Less appetite for risk, less imagination, lack of critical mass for innovation, less cultural diversity, smaller language sphere. Much harder to go without income because of prevalence of longer termination periods for contracts, compulsory health insurance etc.

I actually heard an American say at a conference here in Germany recently, "you all get free health care, so it should be easier for you to quit your jobs and start a startup".

That doesn't seem realistic. We have to pay for compulsory health insurance. Lots of people get public which means it comes out of your wages or benefits (at around 13%!), or they go private and pay a fixed fee. Not having health insurance is not an option.

I went without income or benefit for one month here and people flipped out. It was not something that they had seen before, and freaked out mostly about health insurance. Turns out I was covered under my wife, but if I was not married I would have been in some existential black hole according to the authorities.



Do you really think this is something that affects things on a grand scale? I know, there's the whole "Ramen profitable" thing, but a) is your EUR 280 health insurance that much of an hindrance (compared with SF rents), and b) how many companies are actually built on months and months of founders working on a strict sabbatical?

Given that the average working hours in Germany are slightly lower than in the US and you get a lot more vacation time, there should be enough time to build something while working your day job. Never mind -- as you've mentioned -- the bigger opportunity to build something while you're on the dole – and starting your own business to get out of unemployment will even get you special funding from the state.

So I don't think that the "Because socialism!" argument is particularly poignant here.
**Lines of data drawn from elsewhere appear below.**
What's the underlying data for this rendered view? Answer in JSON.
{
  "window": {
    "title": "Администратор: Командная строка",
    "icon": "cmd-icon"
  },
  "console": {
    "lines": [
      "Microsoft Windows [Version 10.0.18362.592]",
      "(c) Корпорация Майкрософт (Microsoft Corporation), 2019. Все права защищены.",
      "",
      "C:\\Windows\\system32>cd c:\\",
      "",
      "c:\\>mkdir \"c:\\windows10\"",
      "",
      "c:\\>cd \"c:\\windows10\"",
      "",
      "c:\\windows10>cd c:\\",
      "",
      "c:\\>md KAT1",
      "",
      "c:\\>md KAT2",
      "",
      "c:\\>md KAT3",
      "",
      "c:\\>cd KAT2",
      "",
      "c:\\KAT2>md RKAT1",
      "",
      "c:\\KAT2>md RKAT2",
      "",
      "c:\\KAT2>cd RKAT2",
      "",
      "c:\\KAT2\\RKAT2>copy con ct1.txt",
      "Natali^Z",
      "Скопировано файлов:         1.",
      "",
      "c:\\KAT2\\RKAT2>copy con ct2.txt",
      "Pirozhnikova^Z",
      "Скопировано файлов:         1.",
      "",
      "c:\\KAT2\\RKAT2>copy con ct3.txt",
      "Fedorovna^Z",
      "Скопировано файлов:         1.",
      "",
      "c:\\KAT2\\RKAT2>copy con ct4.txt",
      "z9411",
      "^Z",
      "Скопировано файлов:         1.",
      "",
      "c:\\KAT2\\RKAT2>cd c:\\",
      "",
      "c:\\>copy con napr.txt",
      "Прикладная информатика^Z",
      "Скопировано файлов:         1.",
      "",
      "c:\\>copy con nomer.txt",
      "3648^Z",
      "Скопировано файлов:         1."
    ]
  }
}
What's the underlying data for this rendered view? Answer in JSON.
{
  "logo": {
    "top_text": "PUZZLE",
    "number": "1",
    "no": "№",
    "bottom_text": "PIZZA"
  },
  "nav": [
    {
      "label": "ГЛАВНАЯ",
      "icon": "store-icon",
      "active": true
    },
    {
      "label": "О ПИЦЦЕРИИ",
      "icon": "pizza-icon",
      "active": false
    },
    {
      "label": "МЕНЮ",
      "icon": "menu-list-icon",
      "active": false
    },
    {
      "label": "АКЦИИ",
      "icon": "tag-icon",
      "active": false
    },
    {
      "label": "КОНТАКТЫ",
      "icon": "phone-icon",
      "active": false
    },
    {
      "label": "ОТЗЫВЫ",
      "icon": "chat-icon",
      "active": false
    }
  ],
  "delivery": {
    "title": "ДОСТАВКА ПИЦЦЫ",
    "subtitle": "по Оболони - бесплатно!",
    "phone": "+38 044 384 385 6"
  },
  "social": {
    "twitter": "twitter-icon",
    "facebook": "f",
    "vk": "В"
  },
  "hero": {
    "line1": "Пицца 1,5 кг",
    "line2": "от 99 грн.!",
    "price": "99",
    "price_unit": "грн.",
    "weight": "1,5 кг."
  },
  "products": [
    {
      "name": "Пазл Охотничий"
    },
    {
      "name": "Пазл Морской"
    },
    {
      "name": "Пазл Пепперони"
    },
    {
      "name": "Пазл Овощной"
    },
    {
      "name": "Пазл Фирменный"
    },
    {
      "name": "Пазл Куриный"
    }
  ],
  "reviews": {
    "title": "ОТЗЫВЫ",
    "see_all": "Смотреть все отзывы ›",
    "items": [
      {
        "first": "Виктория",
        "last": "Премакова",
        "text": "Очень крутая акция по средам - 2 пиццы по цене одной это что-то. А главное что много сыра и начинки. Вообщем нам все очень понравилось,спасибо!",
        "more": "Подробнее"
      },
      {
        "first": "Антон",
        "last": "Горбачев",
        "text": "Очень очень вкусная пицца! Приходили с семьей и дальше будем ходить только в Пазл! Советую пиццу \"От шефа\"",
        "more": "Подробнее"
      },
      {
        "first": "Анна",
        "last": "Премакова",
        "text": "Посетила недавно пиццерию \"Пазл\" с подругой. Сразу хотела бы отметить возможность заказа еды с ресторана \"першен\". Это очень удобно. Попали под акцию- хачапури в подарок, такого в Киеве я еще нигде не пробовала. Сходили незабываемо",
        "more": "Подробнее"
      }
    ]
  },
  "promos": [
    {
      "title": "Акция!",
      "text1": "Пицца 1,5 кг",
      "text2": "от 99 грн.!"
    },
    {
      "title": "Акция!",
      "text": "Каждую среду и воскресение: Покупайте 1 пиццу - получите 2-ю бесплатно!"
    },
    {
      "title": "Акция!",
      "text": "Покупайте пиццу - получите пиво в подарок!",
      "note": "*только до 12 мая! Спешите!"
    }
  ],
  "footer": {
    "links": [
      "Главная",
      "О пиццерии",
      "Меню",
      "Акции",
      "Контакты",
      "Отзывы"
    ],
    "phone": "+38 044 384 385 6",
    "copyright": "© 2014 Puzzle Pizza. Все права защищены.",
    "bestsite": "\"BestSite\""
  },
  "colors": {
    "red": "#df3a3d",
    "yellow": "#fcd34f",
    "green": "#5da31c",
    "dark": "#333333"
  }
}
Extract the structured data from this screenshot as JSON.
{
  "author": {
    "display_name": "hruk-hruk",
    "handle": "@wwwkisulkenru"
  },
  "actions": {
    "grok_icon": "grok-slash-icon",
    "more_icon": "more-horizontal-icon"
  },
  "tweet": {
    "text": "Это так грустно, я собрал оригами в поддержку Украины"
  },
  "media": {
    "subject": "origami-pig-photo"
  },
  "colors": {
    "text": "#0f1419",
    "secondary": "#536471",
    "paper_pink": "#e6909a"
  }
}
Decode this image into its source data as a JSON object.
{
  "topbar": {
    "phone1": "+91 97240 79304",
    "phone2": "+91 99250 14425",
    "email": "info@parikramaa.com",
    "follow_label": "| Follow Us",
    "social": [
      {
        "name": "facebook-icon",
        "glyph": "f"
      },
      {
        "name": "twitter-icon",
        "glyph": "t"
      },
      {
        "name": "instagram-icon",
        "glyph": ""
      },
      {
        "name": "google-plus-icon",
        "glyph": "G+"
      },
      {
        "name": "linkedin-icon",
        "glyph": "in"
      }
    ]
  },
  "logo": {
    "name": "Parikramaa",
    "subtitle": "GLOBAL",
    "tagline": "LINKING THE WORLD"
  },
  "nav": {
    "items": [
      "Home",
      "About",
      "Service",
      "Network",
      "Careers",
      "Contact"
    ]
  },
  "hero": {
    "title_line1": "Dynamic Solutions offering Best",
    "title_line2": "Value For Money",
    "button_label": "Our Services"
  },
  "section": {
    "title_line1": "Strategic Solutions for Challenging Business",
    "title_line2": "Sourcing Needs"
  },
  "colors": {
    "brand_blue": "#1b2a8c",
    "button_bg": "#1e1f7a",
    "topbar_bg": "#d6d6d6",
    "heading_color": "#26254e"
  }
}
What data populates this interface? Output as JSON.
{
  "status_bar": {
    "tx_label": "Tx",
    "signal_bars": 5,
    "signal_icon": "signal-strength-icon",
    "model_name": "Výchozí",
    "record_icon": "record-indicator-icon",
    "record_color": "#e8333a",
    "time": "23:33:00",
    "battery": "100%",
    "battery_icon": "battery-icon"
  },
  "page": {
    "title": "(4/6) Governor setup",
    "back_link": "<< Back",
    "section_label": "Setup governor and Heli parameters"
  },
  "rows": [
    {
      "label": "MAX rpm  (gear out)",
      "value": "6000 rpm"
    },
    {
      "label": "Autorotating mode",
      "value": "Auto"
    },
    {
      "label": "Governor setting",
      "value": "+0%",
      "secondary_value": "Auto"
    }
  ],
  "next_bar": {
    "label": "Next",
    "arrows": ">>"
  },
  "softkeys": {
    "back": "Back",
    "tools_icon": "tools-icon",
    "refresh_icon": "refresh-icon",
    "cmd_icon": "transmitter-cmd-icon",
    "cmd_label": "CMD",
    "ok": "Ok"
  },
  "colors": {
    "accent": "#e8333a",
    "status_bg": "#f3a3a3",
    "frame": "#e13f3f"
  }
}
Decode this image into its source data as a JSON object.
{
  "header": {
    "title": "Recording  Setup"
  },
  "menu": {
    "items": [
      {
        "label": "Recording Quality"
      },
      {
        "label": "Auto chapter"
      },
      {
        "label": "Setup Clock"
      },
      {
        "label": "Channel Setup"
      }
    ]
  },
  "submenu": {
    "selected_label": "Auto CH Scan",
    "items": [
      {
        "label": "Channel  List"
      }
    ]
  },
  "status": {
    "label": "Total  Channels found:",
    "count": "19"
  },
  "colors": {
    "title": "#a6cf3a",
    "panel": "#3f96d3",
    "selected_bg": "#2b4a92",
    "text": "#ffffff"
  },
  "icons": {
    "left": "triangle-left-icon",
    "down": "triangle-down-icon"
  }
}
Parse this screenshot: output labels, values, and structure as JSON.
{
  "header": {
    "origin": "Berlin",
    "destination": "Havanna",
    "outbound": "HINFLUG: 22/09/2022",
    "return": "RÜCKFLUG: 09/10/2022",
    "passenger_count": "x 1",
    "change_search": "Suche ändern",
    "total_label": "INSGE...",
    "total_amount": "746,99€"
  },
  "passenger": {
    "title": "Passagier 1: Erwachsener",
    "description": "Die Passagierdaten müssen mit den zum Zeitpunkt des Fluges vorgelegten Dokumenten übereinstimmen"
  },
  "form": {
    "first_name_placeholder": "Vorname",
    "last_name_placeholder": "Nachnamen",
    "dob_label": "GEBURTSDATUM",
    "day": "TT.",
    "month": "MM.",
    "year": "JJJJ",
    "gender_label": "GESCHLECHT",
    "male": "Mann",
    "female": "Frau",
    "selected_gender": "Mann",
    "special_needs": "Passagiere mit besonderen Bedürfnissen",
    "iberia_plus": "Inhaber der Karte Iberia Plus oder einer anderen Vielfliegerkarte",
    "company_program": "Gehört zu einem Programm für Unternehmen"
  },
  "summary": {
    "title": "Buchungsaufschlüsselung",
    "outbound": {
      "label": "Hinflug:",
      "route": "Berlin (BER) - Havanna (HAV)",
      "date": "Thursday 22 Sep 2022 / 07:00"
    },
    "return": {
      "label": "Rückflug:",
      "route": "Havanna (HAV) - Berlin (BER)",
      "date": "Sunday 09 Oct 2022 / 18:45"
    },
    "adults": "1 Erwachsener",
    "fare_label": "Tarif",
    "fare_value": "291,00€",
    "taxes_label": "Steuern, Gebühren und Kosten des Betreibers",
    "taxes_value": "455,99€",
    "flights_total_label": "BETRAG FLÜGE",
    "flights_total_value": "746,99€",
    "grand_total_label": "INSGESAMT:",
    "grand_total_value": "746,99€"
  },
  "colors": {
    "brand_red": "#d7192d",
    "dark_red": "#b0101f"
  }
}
I think the bigger factors why there are not big startups here are the same as for why there are no Hollywood-type movies from Germany:

a) risk-averse investors

b) smaller market*

c) no big incubator (cf. Hollywood / SV)

d) no "culture" (closely related to c)

Personally, I don't think all of this is really permanent or that related to the "nature" of a country's people. Note that there were some pretty big and well-made movies in the 20s and 30s (Lang, Murnau…), but not that much after WW2, especially in the Hollywood scope. Berlin (again…) seems to be collecting a lot of startup spirit, so I wonder how this will change in the near future.

*: Either "just" Germany, or you'll have to cope with all the legal and linguistic horrors that expanding to Europe does entail.